Outpatient oncology PT intake
A physical therapist uses the template to document fatigue, gait limits, strength concerns, and treatment precautions before starting a mobility-focused plan. The structured fields make it easier to compare baseline and follow-up findings.
Cancer center OT evaluation
An occupational therapist uses the form to capture how treatment side effects affect dressing, bathing, meal prep, and return-to-work tasks. The goals section helps translate symptoms into practical daily function targets.
Lymphedema screening and planning
A rehab clinician uses the edema or lymphedema field to flag swelling concerns early and route the patient to the right discipline. Conditional logic can expand the form only when swelling, compression needs, or limb changes are relevant.
Post-treatment survivorship baseline
A clinician documents lingering fatigue, pain, and range-of-motion limitations after treatment has ended. This creates a baseline for recovery-focused therapy and later reassessment.

Frequently asked questions

Who should use a Cancer Rehabilitation Evaluation template?

This template is for oncology rehab clinicians, physical therapists, occupational therapists, and other rehabilitation staff who need a structured intake before treatment starts or resumes. It is also useful for referral-based settings where the referring provider wants a consistent baseline. If your workflow includes cancer-related fatigue, mobility limits, or treatment side effects, this form fits well.

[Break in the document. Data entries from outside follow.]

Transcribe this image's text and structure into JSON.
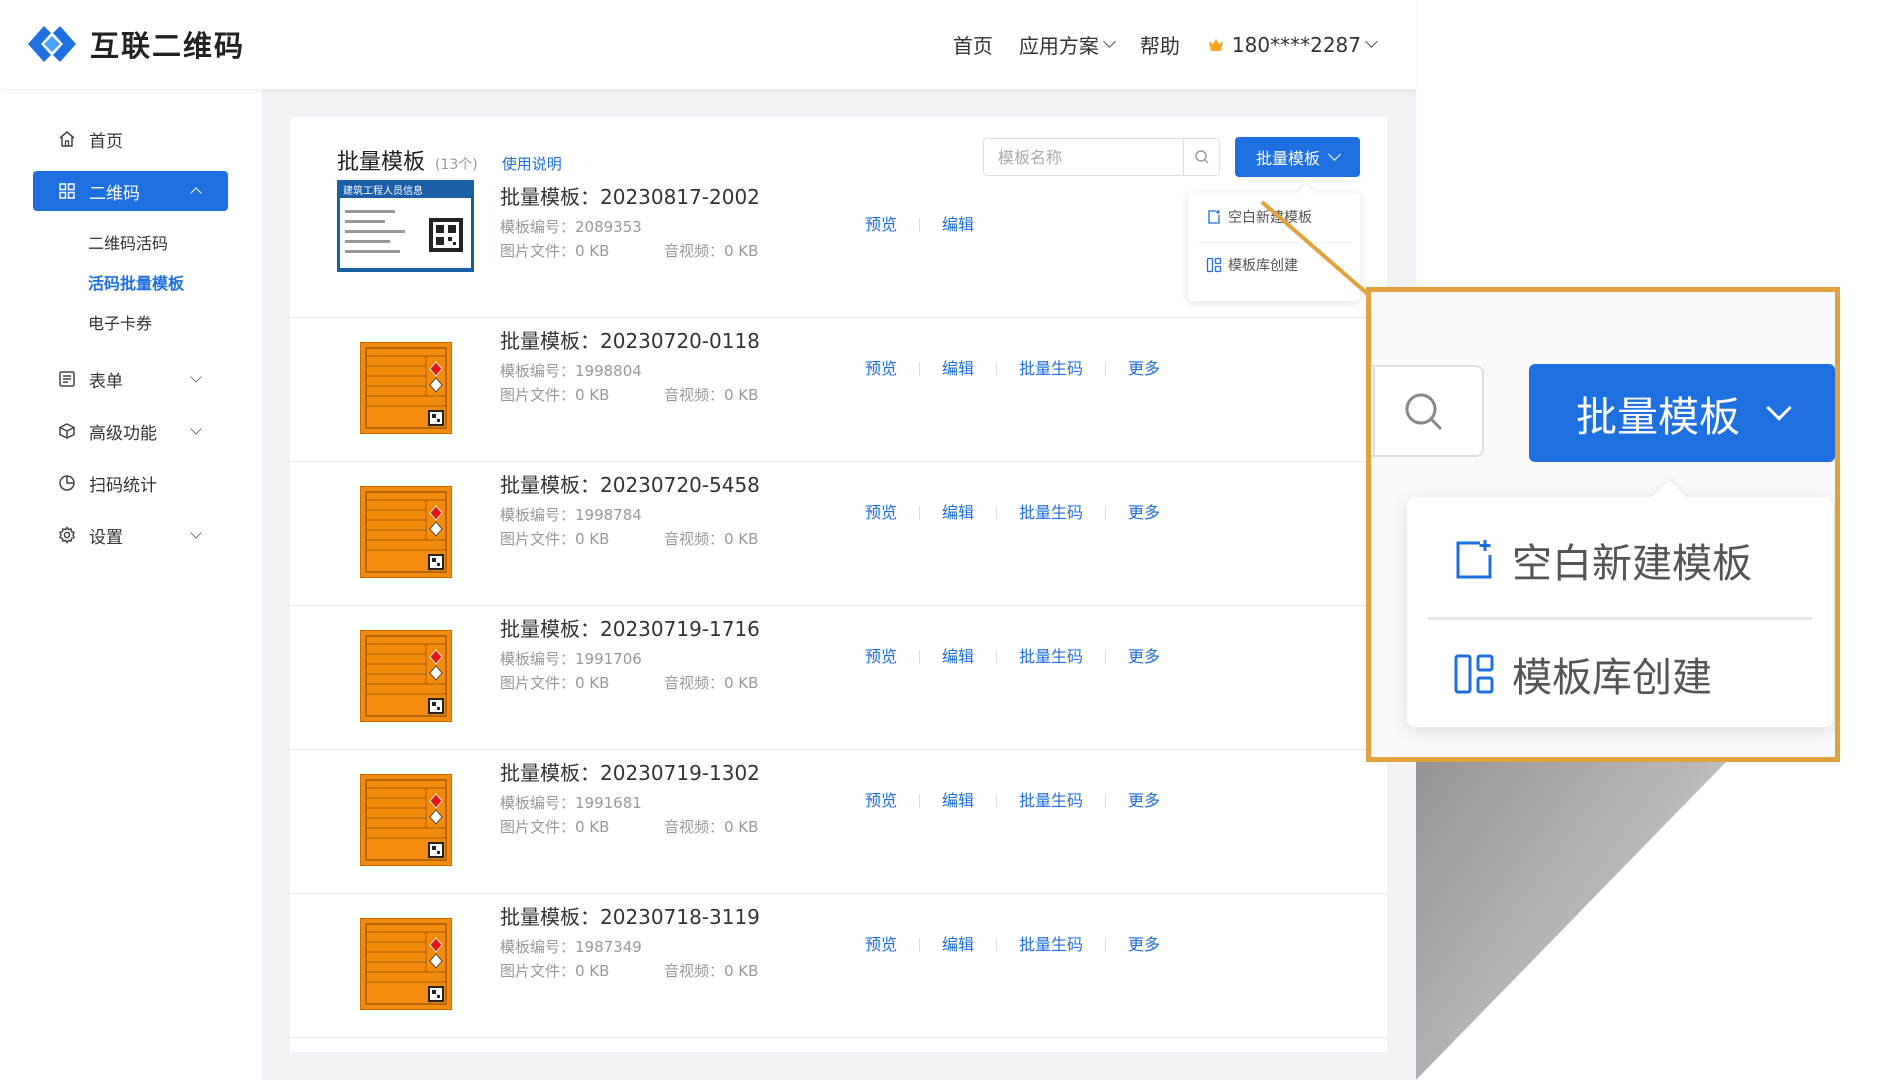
{
  "header": {
    "logo_text": "互联二维码",
    "nav": {
      "home": "首页",
      "solutions": "应用方案",
      "help": "帮助",
      "user": "180****2287"
    }
  },
  "sidebar": {
    "items": [
      {
        "label": "首页",
        "icon": "home-icon"
      },
      {
        "label": "二维码",
        "icon": "grid-icon"
      },
      {
        "label": "表单",
        "icon": "form-icon"
      },
      {
        "label": "高级功能",
        "icon": "cube-icon"
      },
      {
        "label": "扫码统计",
        "icon": "pie-chart-icon"
      },
      {
        "label": "设置",
        "icon": "gear-icon"
      }
    ],
    "sub_items": [
      "二维码活码",
      "活码批量模板",
      "电子卡券"
    ]
  },
  "main": {
    "title": "批量模板",
    "count": "(13个)",
    "help_link": "使用说明",
    "search_placeholder": "模板名称",
    "batch_button": "批量模板",
    "dropdown": {
      "blank": "空白新建模板",
      "library": "模板库创建"
    },
    "rows": [
      {
        "title": "批量模板：20230817-2002",
        "code": "模板编号：2089353",
        "image": "图片文件：0 KB",
        "audio": "音视频：0 KB",
        "actions": [
          "预览",
          "编辑"
        ],
        "thumb": "badge"
      },
      {
        "title": "批量模板：20230720-0118",
        "code": "模板编号：1998804",
        "image": "图片文件：0 KB",
        "audio": "音视频：0 KB",
        "actions": [
          "预览",
          "编辑",
          "批量生码",
          "更多"
        ],
        "thumb": "orange"
      },
      {
        "title": "批量模板：20230720-5458",
        "code": "模板编号：1998784",
        "image": "图片文件：0 KB",
        "audio": "音视频：0 KB",
        "actions": [
          "预览",
          "编辑",
          "批量生码",
          "更多"
        ],
        "thumb": "orange"
      },
      {
        "title": "批量模板：20230719-1716",
        "code": "模板编号：1991706",
        "image": "图片文件：0 KB",
        "audio": "音视频：0 KB",
        "actions": [
          "预览",
          "编辑",
          "批量生码",
          "更多"
        ],
        "thumb": "orange"
      },
      {
        "title": "批量模板：20230719-1302",
        "code": "模板编号：1991681",
        "image": "图片文件：0 KB",
        "audio": "音视频：0 KB",
        "actions": [
          "预览",
          "编辑",
          "批量生码",
          "更多"
        ],
        "thumb": "orange"
      },
      {
        "title": "批量模板：20230718-3119",
        "code": "模板编号：1987349",
        "image": "图片文件：0 KB",
        "audio": "音视频：0 KB",
        "actions": [
          "预览",
          "编辑",
          "批量生码",
          "更多"
        ],
        "thumb": "orange"
      }
    ],
    "badge_thumb_title": "建筑工程人员信息"
  },
  "zoom": {
    "button": "批量模板",
    "blank": "空白新建模板",
    "library": "模板库创建"
  },
  "colors": {
    "primary": "#1e6fe0",
    "callout_border": "#e0a23e",
    "thumb_orange": "#f28b0c"
  }
}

When should this evaluation be completed?

Use it at the first rehab visit, after a new referral, or when a patient’s treatment status changes enough to affect therapy planning. It is especially helpful after surgery, during active treatment, or after radiation or chemotherapy when symptoms can shift quickly. Repeating it at reassessment points helps track change over time.

What information does this template collect?

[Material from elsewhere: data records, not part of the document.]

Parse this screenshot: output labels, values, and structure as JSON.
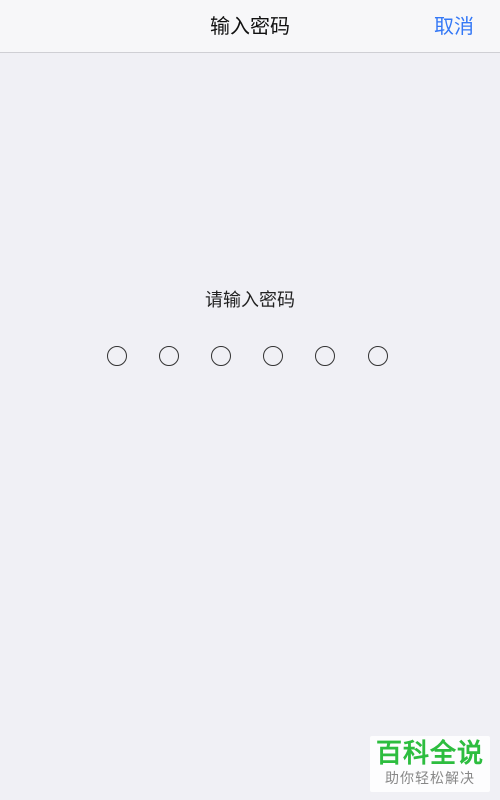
{
  "navbar": {
    "title": "输入密码",
    "cancel_label": "取消"
  },
  "prompt": "请输入密码",
  "pin": {
    "length": 6,
    "entered": 0
  },
  "watermark": {
    "title": "百科全说",
    "subtitle": "助你轻松解决"
  },
  "colors": {
    "accent": "#3478f6",
    "background": "#f0f0f5",
    "watermark_green": "#2dbd3f"
  }
}
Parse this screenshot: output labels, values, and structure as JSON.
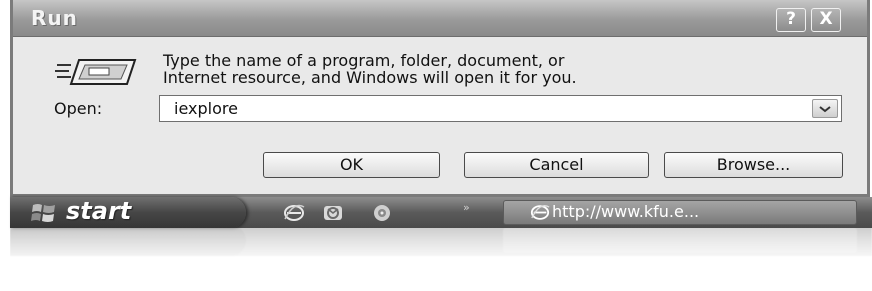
{
  "window": {
    "title": "Run",
    "help_button": "?",
    "close_button": "X",
    "description_lines": [
      "Type the name of a program, folder, document, or",
      "Internet resource, and Windows will open it for you."
    ],
    "open_label": "Open:",
    "open_value": "iexplore",
    "buttons": {
      "ok": "OK",
      "cancel": "Cancel",
      "browse": "Browse..."
    }
  },
  "taskbar": {
    "start_label": "start",
    "quick_launch_icons": [
      "internet-explorer-icon",
      "outlook-express-icon",
      "media-player-icon"
    ],
    "overflow_chevron": "»",
    "task_item_label": "http://www.kfu.e..."
  },
  "colors": {
    "window_bg": "#e9e9e9",
    "titlebar": "#9a9a9a",
    "taskbar": "#5a5a5a",
    "text": "#111111"
  }
}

It captures evaluation details, cancer and treatment history, symptom severity, functional impact, objective findings, precautions, goals, and consent for clinical data use. The structure is designed to keep the intake focused on what the rehab team actually needs. It avoids unnecessary data collection and supports minimum-necessary documentation.

Does this template work for active treatment and survivorship care?

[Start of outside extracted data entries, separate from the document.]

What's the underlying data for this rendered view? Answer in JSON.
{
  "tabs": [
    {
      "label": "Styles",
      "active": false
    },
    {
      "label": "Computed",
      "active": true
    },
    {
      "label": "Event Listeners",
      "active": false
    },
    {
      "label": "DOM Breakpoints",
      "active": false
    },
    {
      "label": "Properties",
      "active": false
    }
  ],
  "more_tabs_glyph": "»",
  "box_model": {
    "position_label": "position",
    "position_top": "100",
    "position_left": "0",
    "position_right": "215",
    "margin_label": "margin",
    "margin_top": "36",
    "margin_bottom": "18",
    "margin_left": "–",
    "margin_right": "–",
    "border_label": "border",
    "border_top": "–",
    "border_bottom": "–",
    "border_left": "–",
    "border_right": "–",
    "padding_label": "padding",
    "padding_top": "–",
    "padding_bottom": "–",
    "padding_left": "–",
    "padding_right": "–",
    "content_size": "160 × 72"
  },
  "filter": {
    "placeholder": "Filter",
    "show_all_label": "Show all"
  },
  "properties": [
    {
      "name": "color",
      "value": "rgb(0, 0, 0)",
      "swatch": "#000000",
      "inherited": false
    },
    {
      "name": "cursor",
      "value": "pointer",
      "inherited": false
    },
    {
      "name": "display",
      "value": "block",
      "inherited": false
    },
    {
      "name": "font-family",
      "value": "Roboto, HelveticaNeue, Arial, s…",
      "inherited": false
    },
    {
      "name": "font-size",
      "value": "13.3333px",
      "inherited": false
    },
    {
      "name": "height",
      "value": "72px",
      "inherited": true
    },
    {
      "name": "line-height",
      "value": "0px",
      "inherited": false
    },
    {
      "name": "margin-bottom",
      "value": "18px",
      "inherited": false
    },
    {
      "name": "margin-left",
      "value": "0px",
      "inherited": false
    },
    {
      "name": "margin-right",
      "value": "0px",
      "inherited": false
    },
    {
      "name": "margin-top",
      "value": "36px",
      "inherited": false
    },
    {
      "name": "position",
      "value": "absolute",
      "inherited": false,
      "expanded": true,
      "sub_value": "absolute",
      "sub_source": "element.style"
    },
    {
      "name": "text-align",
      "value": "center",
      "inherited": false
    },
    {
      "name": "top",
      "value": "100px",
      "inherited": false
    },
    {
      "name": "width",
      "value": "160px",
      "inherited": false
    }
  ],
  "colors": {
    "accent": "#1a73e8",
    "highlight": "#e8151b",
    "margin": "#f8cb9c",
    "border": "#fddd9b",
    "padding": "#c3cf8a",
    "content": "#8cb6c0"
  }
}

Yes, but the fields should be adjusted to match the care phase. For active treatment, the form should emphasize current or recent treatments, side effects, and precautions. For survivorship, you may want to expand the functional goals and long-term impairment sections while reducing treatment-detail fields that are no longer relevant.

What are the most common mistakes when using this form?

A common mistake is collecting too much detail in free-text fields instead of using structured fields for severity, dates, and treatment status. Another is skipping precautions, which can create avoidable safety issues during therapy. Teams also sometimes forget to include a clear consent statement and a note about what happens after submission.

How can this template be customized for different rehab settings?

You can tailor the primary rehab discipline, add branching logic for lymphedema, neuropathy, swallowing, or cognitive concerns, and adjust the goals section for PT, OT, or speech therapy. If your clinic uses a specific outcome measure, add a field for it in the objective findings area. Keep the form lean so only relevant fields appear for the patient’s situation.

Can this form integrate with an EHR or intake workflow?

Yes, the fields map well to EHR intake, referral review, and therapy planning workflows. Structured fields like date, multi-select, and severity scales are easier to sync than long narrative notes. If you export data, make sure the submission acknowledgement explains where the information goes and who can access it.

How does this compare with an ad hoc note or free-text intake?

An ad hoc note is faster to start, but it often misses key details like treatment status, precautions, and functional impact. This template creates a repeatable baseline that is easier to review, compare, and hand off across clinicians. It also reduces the chance that important rehab-relevant information gets buried in narrative text.